The documentation for BiBoard programming says to use Arduino 1.x and ESP SDK 2.0.12.
Arduino: The v2.x IDE is much, much better than the v1.x. Keeping around an old, lesser version for programming BiBoard is not ideal. This could make sense in an industry environment where legacy equipment is being maintained, but in a learning environment it's not great as it's one step forward (using the Bittle!), two steps back (hassling with multiple versions of an IDE, working around already solved problems, etc...). If Petoi intends to continue on into the future, and it surely seems committed to that!-- then it is inconceivable that it remain on Arduino 1.x now that Arduino 2.x is released, stable, and widely deployed. I understand there's a technical reason for that, but AFAIK OpenCat is the only ESP32 project to be stuck like this so perhaps there's hope a solution can be found.
ESP SDK: Arduino IDE does not support multiple installed versions AND it always wants to update to the latest version. Since there are some breakages between Espressif sdk v2 and sdk v3, it's a big deal to have to continually uninstall/reinstall SDK versions. Again, this certainly isn't ideal for a learning environment. It's a lot of instructor overhead to have to support both SDKs, as the student absolutely need to return to v3 for everything else they do. And 2.0.12 isn't even the last version of sdk v2, that's 2.0.17.
After watching students use Bittles, both those problems seem like they are high priority and need addressing much sooner than later. These problems are real turn-offs, and they don't have to be. None of us learn anything of any value by hassling with them, and the hours lost cannot be recovered.
Actually, you can have as many versions of the Arduino IDE as you want in Windows and Linux. The zip file unzips to a folder with the executable and supporting files. See https://docs.arduino.cc/software/ide-v1/tutorials/PortableIDE/. I have both Arduino IDE 2.2.1 and Arduino IDE 1.8.19 on my Windows laptop.

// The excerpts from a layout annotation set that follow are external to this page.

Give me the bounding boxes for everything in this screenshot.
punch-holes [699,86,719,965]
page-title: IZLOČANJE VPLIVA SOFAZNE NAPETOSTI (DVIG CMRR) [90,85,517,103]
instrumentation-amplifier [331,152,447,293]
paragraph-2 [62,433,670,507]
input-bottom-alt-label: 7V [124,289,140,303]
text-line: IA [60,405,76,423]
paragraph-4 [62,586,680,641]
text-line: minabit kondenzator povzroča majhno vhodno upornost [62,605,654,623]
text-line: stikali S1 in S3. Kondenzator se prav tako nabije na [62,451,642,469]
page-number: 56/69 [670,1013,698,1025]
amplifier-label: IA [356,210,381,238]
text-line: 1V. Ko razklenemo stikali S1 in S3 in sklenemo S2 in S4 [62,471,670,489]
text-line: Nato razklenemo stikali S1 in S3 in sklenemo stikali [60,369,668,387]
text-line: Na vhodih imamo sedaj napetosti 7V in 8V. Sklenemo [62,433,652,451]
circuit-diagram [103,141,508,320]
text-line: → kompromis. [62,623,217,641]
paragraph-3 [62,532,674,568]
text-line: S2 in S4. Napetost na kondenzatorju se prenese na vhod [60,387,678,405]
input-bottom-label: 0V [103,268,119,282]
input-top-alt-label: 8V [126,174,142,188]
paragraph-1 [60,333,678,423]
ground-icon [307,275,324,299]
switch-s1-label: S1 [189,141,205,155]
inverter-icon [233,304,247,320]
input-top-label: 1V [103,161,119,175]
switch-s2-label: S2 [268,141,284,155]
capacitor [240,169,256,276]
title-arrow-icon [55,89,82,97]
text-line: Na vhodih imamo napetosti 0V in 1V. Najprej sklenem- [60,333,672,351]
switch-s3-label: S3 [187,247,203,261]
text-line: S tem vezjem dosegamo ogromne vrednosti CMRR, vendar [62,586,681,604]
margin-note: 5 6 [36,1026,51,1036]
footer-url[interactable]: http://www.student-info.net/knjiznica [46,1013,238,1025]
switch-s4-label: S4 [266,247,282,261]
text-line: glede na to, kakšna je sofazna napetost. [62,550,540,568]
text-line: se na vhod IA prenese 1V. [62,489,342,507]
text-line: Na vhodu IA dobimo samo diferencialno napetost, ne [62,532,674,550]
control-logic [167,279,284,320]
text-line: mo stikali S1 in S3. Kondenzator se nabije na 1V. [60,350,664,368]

In order to have a modern coding experience, IMO the way to go is using Visual Studio and the Visual Micro extension (https://www.visualmicro.com/ ). Visual Studio Community is free for academic instruction/research, hobby use and open source software development. Visual Micro has an inexpensive student/hobby license. It is a great combination, way better than any version of the Arduino IDE and what I use for most of my work.
As @Rongzhong Li has pointed out, one can also use VS Code with the Arduino extension both of which are free. VS is a heavyweight full IDE whereas VS Code is lightweight code editor and which one to use is a matter of individual needs and preferences but, IMO, they both are better than the Arduino IDE.
The ESP SDK is more problematic since there is a tighter connection between the ESP SDK version and the hardware version of ESP32 module in the BiBoard(s) that are in customers hands.
There is an opportunity cost to adding the latest Arduino IDE / ESP SDK support, namely the cost of not getting new robot hardware and software capabilities as quickly. Still, it is a worthy goal.
Thanks for your suggestions. We already use Arduino 2.x for programming and don't see much difference from 1.8.x. The auto-completion feature is helpful in many cases, and the modern look is pleasant, but I miss the "search in all files feature as in 1.8.x." So sometimes, I'd use VScode, which has Copilot, to develop new codes. For the teaching environment, we may need to update the images involving Arduino to 2.x.
Some problems related to MPU6050 would fail for versions newer than SDK2. 0. 12. Recently, we added support for another IMU that's unaffected. After thorough testing, we may update to the newer versions. However, we still need to support previous users who have the MPU6050.